Today’s psalms also show us a God who both punishes and rescues. For the Israelites, everything from harvests to the outcome of battle was a sign of God’s favor or displeasure. This view seems simplistic, but complicates and even makes contradictory our relationship with God. Unless one is a prophet, such a belief structure makes it hard to determine whether we are in the middle of punishment or deliverance.

Yet many self-styled prophets are quick to blame personal and public disasters on God’s disfavor. From  hurricanes to terror attacks to uncontrollable children, one doesn’t have to wait long for someone who blames specific “sinners.” And while the world is indeed broken in ways that need to be named and addressed, those who speak with eagerness and certitude about the people God is punishing never seem to consider their own sins might bring about such action. On the contrary, they often point to their own prosperity as a sign of favor.
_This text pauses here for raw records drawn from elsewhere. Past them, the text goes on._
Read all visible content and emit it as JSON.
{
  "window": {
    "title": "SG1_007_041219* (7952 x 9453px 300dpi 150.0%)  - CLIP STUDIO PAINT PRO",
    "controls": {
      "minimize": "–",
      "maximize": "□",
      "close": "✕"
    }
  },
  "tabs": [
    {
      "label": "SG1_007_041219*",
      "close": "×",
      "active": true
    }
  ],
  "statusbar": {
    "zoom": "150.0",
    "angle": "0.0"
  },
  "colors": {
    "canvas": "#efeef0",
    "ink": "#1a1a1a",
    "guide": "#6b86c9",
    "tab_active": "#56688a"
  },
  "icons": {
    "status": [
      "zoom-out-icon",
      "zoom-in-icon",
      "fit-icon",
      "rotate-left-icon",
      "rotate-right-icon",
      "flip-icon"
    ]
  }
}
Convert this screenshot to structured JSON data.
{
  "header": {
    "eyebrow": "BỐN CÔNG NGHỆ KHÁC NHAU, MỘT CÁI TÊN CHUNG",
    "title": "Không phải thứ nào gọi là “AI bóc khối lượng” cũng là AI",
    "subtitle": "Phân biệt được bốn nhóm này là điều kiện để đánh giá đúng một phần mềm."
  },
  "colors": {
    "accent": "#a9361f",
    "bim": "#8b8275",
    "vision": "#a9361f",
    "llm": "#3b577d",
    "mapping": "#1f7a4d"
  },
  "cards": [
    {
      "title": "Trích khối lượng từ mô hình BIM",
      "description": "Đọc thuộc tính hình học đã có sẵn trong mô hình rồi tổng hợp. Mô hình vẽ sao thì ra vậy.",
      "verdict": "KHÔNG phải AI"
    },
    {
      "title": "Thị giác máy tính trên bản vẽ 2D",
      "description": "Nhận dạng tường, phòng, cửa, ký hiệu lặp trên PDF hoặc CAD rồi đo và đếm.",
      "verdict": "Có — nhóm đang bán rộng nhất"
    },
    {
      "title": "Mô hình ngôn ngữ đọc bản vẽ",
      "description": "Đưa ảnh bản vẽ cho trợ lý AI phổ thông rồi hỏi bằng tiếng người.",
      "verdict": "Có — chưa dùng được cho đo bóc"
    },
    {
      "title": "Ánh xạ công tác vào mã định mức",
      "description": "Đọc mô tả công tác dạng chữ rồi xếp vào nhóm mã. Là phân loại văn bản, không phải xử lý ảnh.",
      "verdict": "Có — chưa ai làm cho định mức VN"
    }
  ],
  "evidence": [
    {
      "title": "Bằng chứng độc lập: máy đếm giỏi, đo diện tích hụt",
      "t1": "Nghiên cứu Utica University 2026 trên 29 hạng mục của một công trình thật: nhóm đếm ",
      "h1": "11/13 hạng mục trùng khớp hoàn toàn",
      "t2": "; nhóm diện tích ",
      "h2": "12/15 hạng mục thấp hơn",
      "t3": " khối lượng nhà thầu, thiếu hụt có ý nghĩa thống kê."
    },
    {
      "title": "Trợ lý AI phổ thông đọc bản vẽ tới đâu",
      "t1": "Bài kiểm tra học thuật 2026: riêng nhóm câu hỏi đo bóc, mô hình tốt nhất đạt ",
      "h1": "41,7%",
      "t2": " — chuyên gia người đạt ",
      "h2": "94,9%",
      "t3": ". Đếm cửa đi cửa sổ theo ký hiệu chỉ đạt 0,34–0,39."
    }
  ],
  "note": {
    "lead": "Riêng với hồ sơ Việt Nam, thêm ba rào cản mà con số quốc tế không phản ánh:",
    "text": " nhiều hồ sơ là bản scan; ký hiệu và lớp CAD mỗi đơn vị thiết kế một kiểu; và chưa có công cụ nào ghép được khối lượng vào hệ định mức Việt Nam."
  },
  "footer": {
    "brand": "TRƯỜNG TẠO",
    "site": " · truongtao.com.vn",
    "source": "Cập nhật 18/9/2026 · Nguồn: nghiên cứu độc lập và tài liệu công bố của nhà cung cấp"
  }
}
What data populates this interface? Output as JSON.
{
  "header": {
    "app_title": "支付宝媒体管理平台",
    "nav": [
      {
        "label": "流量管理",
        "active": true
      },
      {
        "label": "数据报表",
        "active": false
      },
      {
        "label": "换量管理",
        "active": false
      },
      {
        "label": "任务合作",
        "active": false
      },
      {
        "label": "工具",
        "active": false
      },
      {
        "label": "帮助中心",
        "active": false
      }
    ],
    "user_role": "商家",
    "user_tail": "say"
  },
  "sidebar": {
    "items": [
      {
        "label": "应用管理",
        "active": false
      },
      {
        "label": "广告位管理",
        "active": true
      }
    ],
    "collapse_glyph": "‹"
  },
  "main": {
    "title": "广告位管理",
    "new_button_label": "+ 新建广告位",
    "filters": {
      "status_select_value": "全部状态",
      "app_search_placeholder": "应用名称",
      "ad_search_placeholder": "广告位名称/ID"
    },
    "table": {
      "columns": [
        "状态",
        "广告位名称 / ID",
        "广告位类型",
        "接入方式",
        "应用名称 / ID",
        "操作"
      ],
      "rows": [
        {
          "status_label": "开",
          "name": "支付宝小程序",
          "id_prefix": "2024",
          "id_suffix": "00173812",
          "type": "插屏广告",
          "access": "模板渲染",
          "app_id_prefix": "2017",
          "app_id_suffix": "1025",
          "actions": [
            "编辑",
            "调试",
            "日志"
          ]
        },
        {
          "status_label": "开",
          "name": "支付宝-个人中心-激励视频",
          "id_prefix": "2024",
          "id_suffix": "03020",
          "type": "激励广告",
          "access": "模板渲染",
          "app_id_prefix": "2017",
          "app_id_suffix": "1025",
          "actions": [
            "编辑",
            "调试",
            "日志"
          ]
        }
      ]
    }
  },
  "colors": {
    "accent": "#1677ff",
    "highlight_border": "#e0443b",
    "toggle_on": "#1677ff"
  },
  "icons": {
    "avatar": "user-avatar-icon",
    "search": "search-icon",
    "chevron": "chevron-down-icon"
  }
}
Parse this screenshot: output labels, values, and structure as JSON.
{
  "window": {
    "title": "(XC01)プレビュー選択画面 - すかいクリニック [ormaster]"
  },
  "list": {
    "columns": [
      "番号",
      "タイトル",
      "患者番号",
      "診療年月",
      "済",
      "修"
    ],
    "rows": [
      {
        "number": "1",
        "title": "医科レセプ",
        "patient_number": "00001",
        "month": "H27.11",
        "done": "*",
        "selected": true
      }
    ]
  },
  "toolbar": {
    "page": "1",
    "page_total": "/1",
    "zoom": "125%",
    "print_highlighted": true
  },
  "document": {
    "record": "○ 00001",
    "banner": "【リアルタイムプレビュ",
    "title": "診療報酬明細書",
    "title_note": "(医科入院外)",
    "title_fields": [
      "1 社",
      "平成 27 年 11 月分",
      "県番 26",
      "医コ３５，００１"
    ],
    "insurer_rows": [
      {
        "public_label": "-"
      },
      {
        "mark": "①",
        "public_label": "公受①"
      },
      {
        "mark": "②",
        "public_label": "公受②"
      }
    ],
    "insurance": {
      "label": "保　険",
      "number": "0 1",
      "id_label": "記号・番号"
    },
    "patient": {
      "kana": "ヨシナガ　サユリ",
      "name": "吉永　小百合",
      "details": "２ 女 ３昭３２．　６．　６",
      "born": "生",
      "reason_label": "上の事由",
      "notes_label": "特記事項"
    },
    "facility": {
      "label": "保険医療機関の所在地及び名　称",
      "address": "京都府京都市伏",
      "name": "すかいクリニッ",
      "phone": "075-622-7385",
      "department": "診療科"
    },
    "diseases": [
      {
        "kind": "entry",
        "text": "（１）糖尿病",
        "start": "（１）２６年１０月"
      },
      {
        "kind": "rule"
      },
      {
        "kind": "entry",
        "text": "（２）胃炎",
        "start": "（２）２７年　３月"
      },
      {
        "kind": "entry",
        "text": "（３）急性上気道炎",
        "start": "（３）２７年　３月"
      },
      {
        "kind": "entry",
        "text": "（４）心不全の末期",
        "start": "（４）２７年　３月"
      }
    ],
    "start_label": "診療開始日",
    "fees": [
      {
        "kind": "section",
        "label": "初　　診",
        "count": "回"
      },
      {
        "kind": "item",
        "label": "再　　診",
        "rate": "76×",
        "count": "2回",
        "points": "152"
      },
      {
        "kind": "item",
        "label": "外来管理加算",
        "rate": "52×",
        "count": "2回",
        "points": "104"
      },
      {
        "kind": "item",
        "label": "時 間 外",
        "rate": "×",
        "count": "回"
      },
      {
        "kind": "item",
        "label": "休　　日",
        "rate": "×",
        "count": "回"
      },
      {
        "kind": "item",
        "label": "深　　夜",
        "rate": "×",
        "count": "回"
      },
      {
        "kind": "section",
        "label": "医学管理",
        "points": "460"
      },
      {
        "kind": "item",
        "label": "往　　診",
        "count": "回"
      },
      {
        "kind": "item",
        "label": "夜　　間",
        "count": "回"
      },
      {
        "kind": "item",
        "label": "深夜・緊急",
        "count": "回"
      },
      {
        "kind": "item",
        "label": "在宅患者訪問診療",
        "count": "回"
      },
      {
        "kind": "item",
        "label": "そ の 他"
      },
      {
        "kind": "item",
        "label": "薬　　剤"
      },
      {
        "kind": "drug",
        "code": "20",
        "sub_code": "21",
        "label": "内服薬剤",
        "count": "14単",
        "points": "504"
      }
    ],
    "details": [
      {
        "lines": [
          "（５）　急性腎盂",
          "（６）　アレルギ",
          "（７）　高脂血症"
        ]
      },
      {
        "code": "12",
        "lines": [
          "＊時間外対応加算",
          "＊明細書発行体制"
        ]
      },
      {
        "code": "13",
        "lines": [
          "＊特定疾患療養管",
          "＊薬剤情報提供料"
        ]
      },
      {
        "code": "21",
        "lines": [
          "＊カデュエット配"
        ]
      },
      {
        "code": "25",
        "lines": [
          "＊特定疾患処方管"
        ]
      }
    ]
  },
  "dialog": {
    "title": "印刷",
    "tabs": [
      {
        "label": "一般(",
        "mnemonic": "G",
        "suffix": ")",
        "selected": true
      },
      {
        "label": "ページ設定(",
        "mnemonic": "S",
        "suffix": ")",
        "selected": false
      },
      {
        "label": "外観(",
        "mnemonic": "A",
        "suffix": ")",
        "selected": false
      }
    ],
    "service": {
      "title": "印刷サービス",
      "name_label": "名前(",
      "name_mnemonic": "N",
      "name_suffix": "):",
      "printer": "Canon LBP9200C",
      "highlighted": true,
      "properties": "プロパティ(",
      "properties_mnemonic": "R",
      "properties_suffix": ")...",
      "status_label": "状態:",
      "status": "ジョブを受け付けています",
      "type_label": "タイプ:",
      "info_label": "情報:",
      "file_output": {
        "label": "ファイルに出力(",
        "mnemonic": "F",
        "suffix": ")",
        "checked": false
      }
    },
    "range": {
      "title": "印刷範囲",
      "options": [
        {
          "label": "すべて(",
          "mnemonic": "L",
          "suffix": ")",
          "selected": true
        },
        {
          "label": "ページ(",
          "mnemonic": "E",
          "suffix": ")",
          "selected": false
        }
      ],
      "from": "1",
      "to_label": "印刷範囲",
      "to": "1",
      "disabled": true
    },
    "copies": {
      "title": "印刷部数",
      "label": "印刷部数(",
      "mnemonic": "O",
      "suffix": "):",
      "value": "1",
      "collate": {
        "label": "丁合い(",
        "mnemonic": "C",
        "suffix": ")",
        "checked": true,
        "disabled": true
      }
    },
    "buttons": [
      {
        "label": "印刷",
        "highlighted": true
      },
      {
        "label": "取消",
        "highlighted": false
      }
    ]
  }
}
Jesus’ words in Luke turn that notion upside down. He calls the blessed poor, hungry, and mournful. The mirthful rich are the ones in trouble. So what are we to do? If the state of our pocketbooks and bellies doesn’t tell us whether we are living according to God’s plan, what does? Jesus calls us to be loving people no matter our external state. He assures us God always loves us, and is with us through both sorrows and joys. A godly life is constant in its humility and charity regardless of fortune. Living such a life renders the question of God’s favor moot.

Comfort: God’s love for us is constant.

Challenge: Think of the times you’ve asked “Why me?”

Prayer: God of Grace and Mercy, thank you for your constancy. Amen.

Discussion: How do you feel when someone blames misfortune on its victim?